Pillayar Suli is considered as a truncated version of the Hindu auspicious symbol and mantra Aum. Aum is considered a fusion of five forms, the letters signifying Akhara symbolizing lord Shiva, Ukhara symbolizing Shakti and Makhara representing Malam (taints that adhere to the soul) to go with the fourth and fifth letters in sound form representing Maya (reality and existence) and Ātman (the soul). Ganesha as the son of Shiva and Shakthi is denoted by the Pillayar Suli, which combines the first two forms namely Akhara and Ukhara.

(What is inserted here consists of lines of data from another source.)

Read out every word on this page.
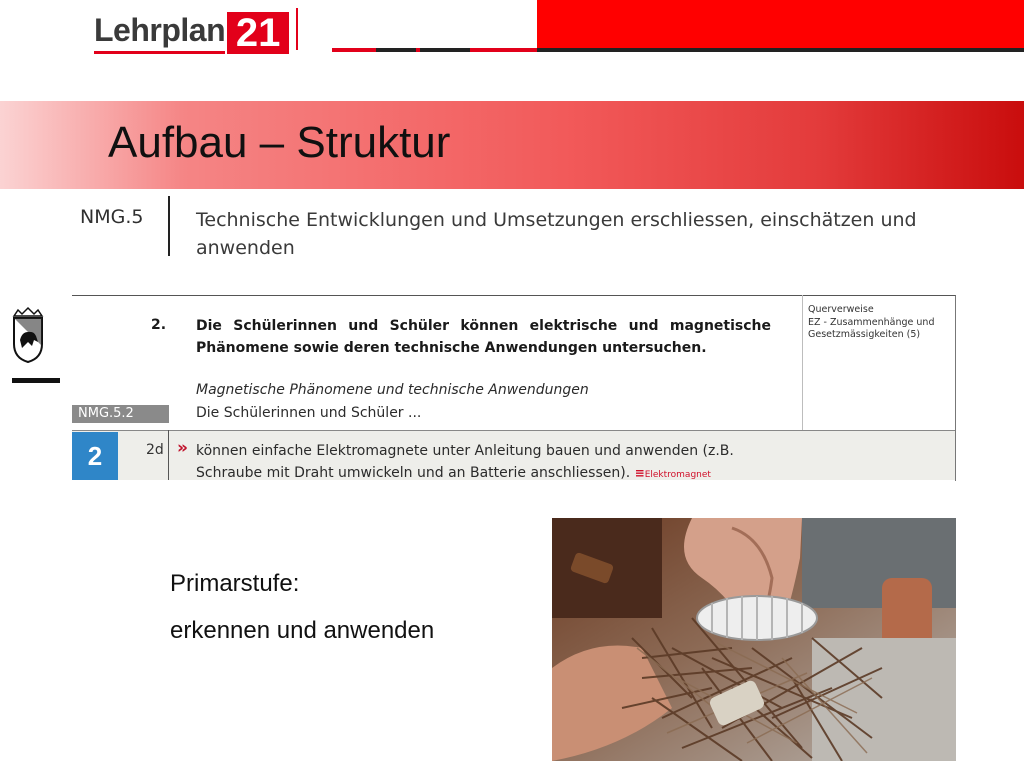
Lehrplan 21
Aufbau – Struktur
NMG.5	Technische Entwicklungen und Umsetzungen erschliessen, einschätzen und anwenden
2. Die Schülerinnen und Schüler können elektrische und magnetische Phänomene sowie deren technische Anwendungen untersuchen.
Querverweise
EZ - Zusammenhänge und Gesetzmässigkeiten (5)
Magnetische Phänomene und technische Anwendungen
NMG.5.2	Die Schülerinnen und Schüler ...
2	2d » können einfache Elektromagnete unter Anleitung bauen und anwenden (z.B. Schraube mit Draht umwickeln und an Batterie anschliessen). ≡Elektromagnet
Primarstufe:
erkennen und anwenden
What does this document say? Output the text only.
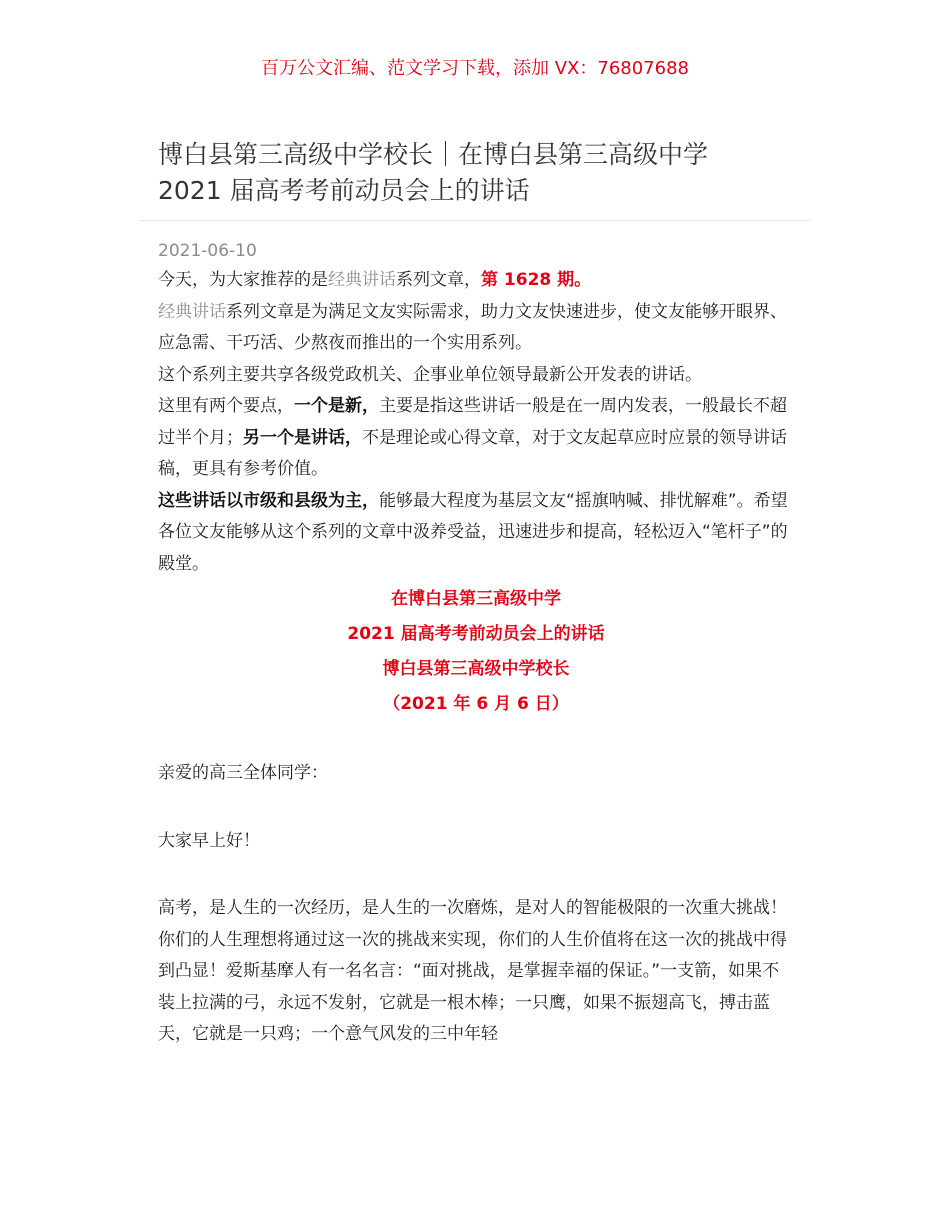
百万公文汇编、范文学习下载，添加 VX：76807688
博白县第三高级中学校长｜在博白县第三高级中学
2021 届高考考前动员会上的讲话
2021-06-10

今天，为大家推荐的是经典讲话系列文章，第 1628 期。

经典讲话系列文章是为满足文友实际需求，助力文友快速进步，使文友能够开眼界、应急需、干巧活、少熬夜而推出的一个实用系列。

这个系列主要共享各级党政机关、企事业单位领导最新公开发表的讲话。

这里有两个要点，一个是新，主要是指这些讲话一般是在一周内发表，一般最长不超过半个月；另一个是讲话，不是理论或心得文章，对于文友起草应时应景的领导讲话稿，更具有参考价值。

这些讲话以市级和县级为主，能够最大程度为基层文友“摇旗呐喊、排忧解难”。希望各位文友能够从这个系列的文章中汲养受益，迅速进步和提高，轻松迈入“笔杆子”的殿堂。

在博白县第三高级中学
2021 届高考考前动员会上的讲话
博白县第三高级中学校长
（2021 年 6 月 6 日）

亲爱的高三全体同学：

大家早上好！

高考，是人生的一次经历，是人生的一次磨炼，是对人的智能极限的一次重大挑战！你们的人生理想将通过这一次的挑战来实现，你们的人生价值将在这一次的挑战中得到凸显！爱斯基摩人有一名名言：“面对挑战，是掌握幸福的保证。”一支箭，如果不装上拉满的弓，永远不发射，它就是一根木棒；一只鹰，如果不振翅高飞，搏击蓝天，它就是一只鸡；一个意气风发的三中年轻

As per the Puranas, Aum symbolizes the Trimurti with Akhara symbolizing the creator god Brahma, Ukhara symbolizing the protector god Vishnu and Makhara symbolizing destroyer god Shiva. Pillayar Suli represents the fusion of Brahma and Vishnu, as a means to create and protect any new creation. According to Kanchi Sankaracharya, there are various meanings of the symbol. The symbol similar to the Tamil letter உ(u) may be derived from Umayaval or Uma, a name of Parvati who is considered as a sister of Vishnu. As Parvati created Ganesha, the symbol became associated with him. He further explains that the curve emanating from a circle indicates that everything arises from the universe (represented by the circle) and the curve may represent Ganesha's trunk. The curve followed by straight lines may also indicate that any work that deviates will be set right on worship to Ganesha.

Tamil saint and Nayanmar Tirumular gives a varied explanation in his Shaiva treatise Tirumantiram. In the fourth section of the tenth Thirumurai, he explains that Agharam denotes the soul and Ugharam denotes the body and the combination them represents life.

The symbol might have had a different realistic usage during the ancient period. Before the advent and widespread usage of paper, palm leaves were used to write manuscripts. The symbol consisting of a circle, a curved line, straight lines and a dot might have been used to test the quality of palm leaves before writing other contents. It later came to be associated with Ganesha.

==Usage==
The symbol is a sacred textual symbol primarily used by Tamil Hindus. The symbol is used to denote auspiciousness and good luck, it is often used before writing anything new. The symbol is often used in day-to-day activities such as writing a letter, document or a diary. Students often write the symbol before writing exams or tests.

The practice is similar to writing Shri (Tamil:ஸ்ரீ, Sanskrit:श्री) prevalent in North India where the word is used to denote lord Ganesh. Sri Vaishnavas believe that “௳” sign represents the goddess Lakshmi, and it is an alternative for writing Shri.